Excluded are 5601 Lindero Canyon, 4811 Airport Plaza Drive, 4900/10 Airport
Plaza Drive, 5832 Bolsa Avenue, 55.6% of leased space at 400 Corporate
Pointe leased to Pepperdine University, and 48.3% of leased space at
Calabasas Commerce Center leased to two net tenants.
STRUCTURE AND FORMATION OF THE COMPANY
FORMATION TRANSACTIONS
Concurrently with the consummation of the Offering, the Company and the
Operating Partnership, together with the partners and members of the Arden
Predecessors and other parties which hold ownership interests in certain of the
Properties (collectively, the "Participants"), will engage in certain formation
transactions (the "Formation Transactions"). The Formation Transactions have
been designed to (i) enable the Company to raise the necessary capital to
acquire the Properties and repay certain mortgage debt relating thereto, (ii)

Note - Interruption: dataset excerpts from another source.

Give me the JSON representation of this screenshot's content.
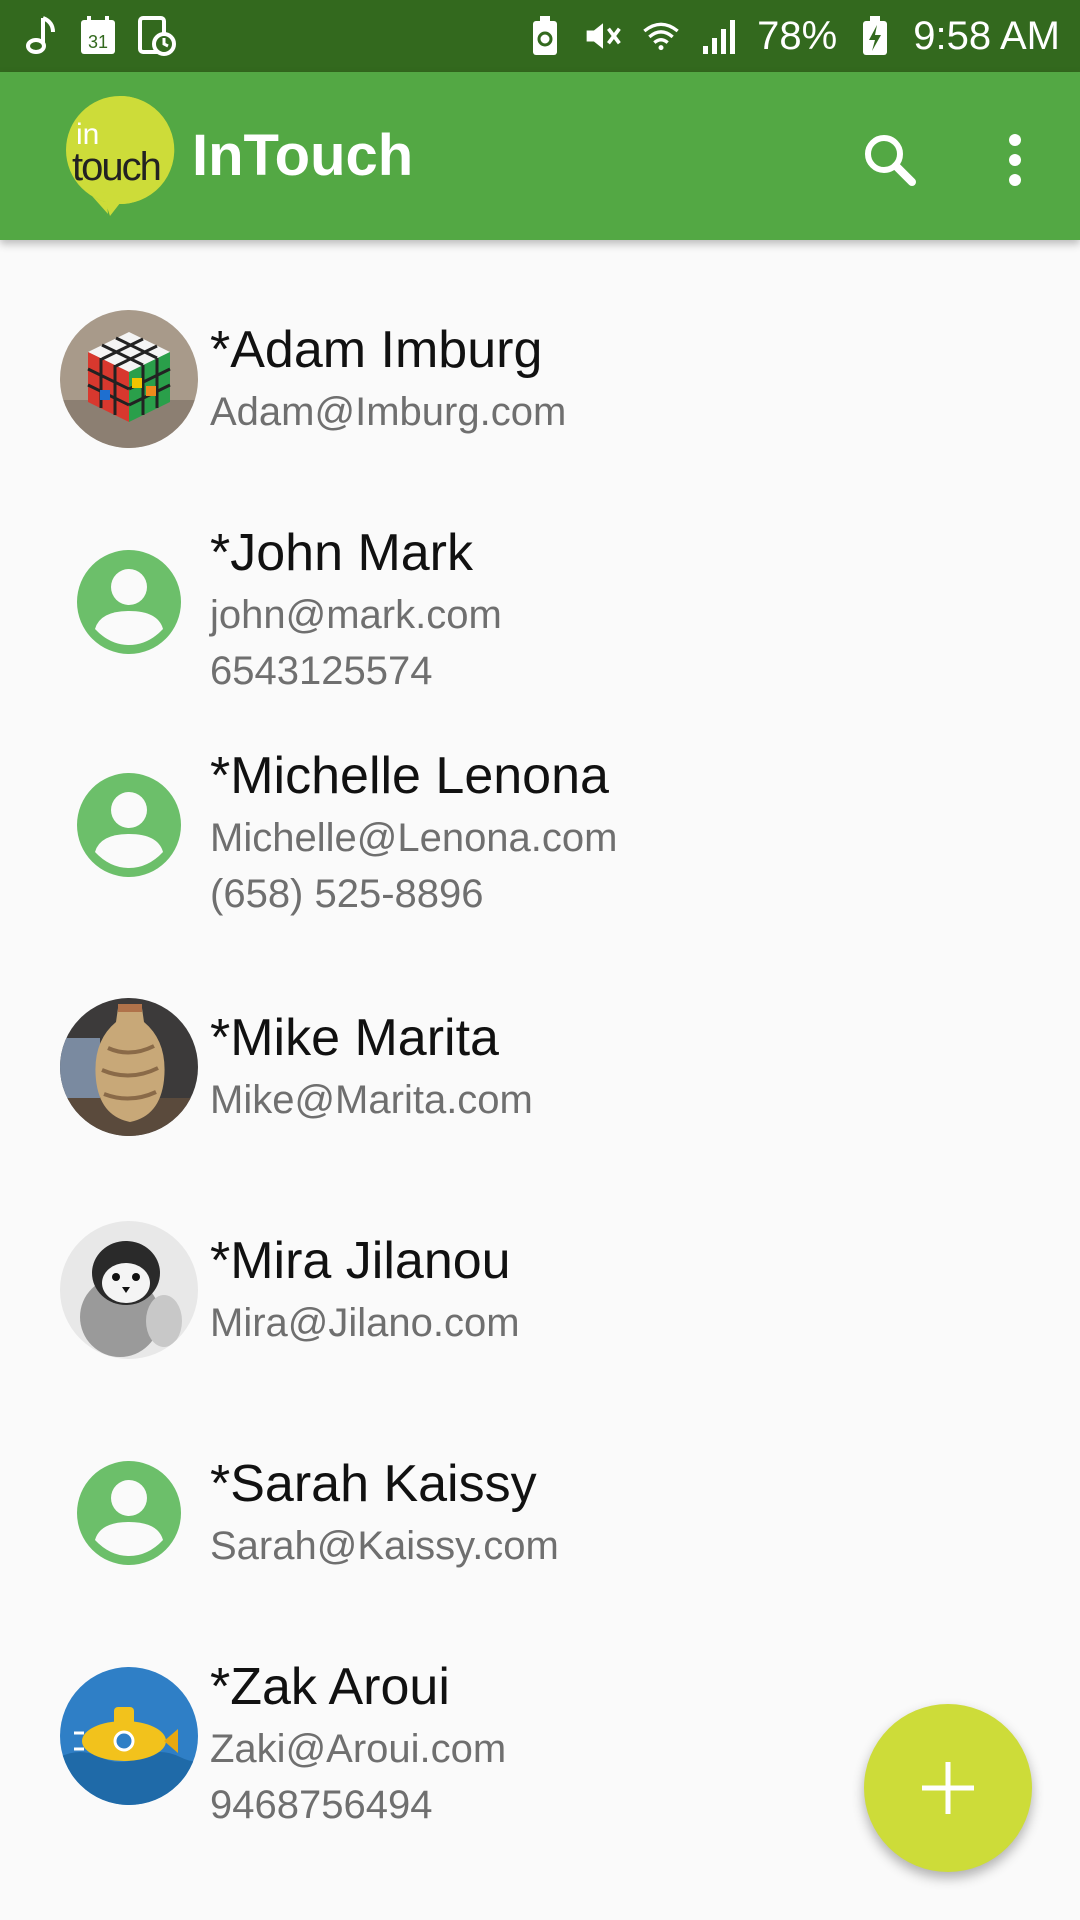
{
  "status_bar": {
    "battery_percent": "78%",
    "time": "9:58 AM",
    "left_icons": [
      "music-note-icon",
      "calendar-icon",
      "screen-record-icon"
    ],
    "calendar_day": "31",
    "right_icons": [
      "battery-saver-icon",
      "vibrate-mute-icon",
      "wifi-icon",
      "signal-icon",
      "battery-charging-icon"
    ]
  },
  "app_bar": {
    "logo_text_top": "in",
    "logo_text_bottom": "touch",
    "title": "InTouch",
    "icons": [
      "search-icon",
      "more-vert-icon"
    ]
  },
  "contacts": [
    {
      "name": "*Adam Imburg",
      "email": "Adam@Imburg.com",
      "phone": "",
      "avatar": "rubiks-cube-photo"
    },
    {
      "name": "*John Mark",
      "email": "john@mark.com",
      "phone": "6543125574",
      "avatar": "default-person-icon"
    },
    {
      "name": "*Michelle Lenona",
      "email": "Michelle@Lenona.com",
      "phone": "(658) 525-8896",
      "avatar": "default-person-icon"
    },
    {
      "name": "*Mike Marita",
      "email": "Mike@Marita.com",
      "phone": "",
      "avatar": "vase-photo"
    },
    {
      "name": "*Mira Jilanou",
      "email": "Mira@Jilano.com",
      "phone": "",
      "avatar": "penguin-photo"
    },
    {
      "name": "*Sarah Kaissy",
      "email": "Sarah@Kaissy.com",
      "phone": "",
      "avatar": "default-person-icon"
    },
    {
      "name": "*Zak Aroui",
      "email": "Zaki@Aroui.com",
      "phone": "9468756494",
      "avatar": "submarine-photo"
    }
  ],
  "fab": {
    "icon": "plus-icon"
  },
  "colors": {
    "status_bar": "#33691e",
    "app_bar": "#53a844",
    "logo": "#cddc39",
    "fab": "#cddc39",
    "default_avatar": "#6cbf6a"
  }
}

provide a vehicle for future acquisitions, (iii) enable the Company to comply
with certain requirements under the federal income tax laws and regulations
relating to REITs, (iv) facilitate potential securitized mortgage financings and
(v) preserve certain tax advantages for certain Arden Predecessors. The
Formation Transactions are as follows:
- The Company will sell shares of Common Stock in the Offering.
- Pursuant to separate option agreements (the "Option Agreements"), the
Company will acquire for cash from certain Participants (not including
Messrs. Ziman and Coleman who will not receive cash in the Formation
Transactions) the interests owned by such Participants in certain of the
Arden Predecessors and in certain of the Properties. The Company will pay
approximately $26.8 million from the net proceeds of the Offering for such
interests which represent 31.7% of the ownership interests in the
Properties to be acquired by the Company.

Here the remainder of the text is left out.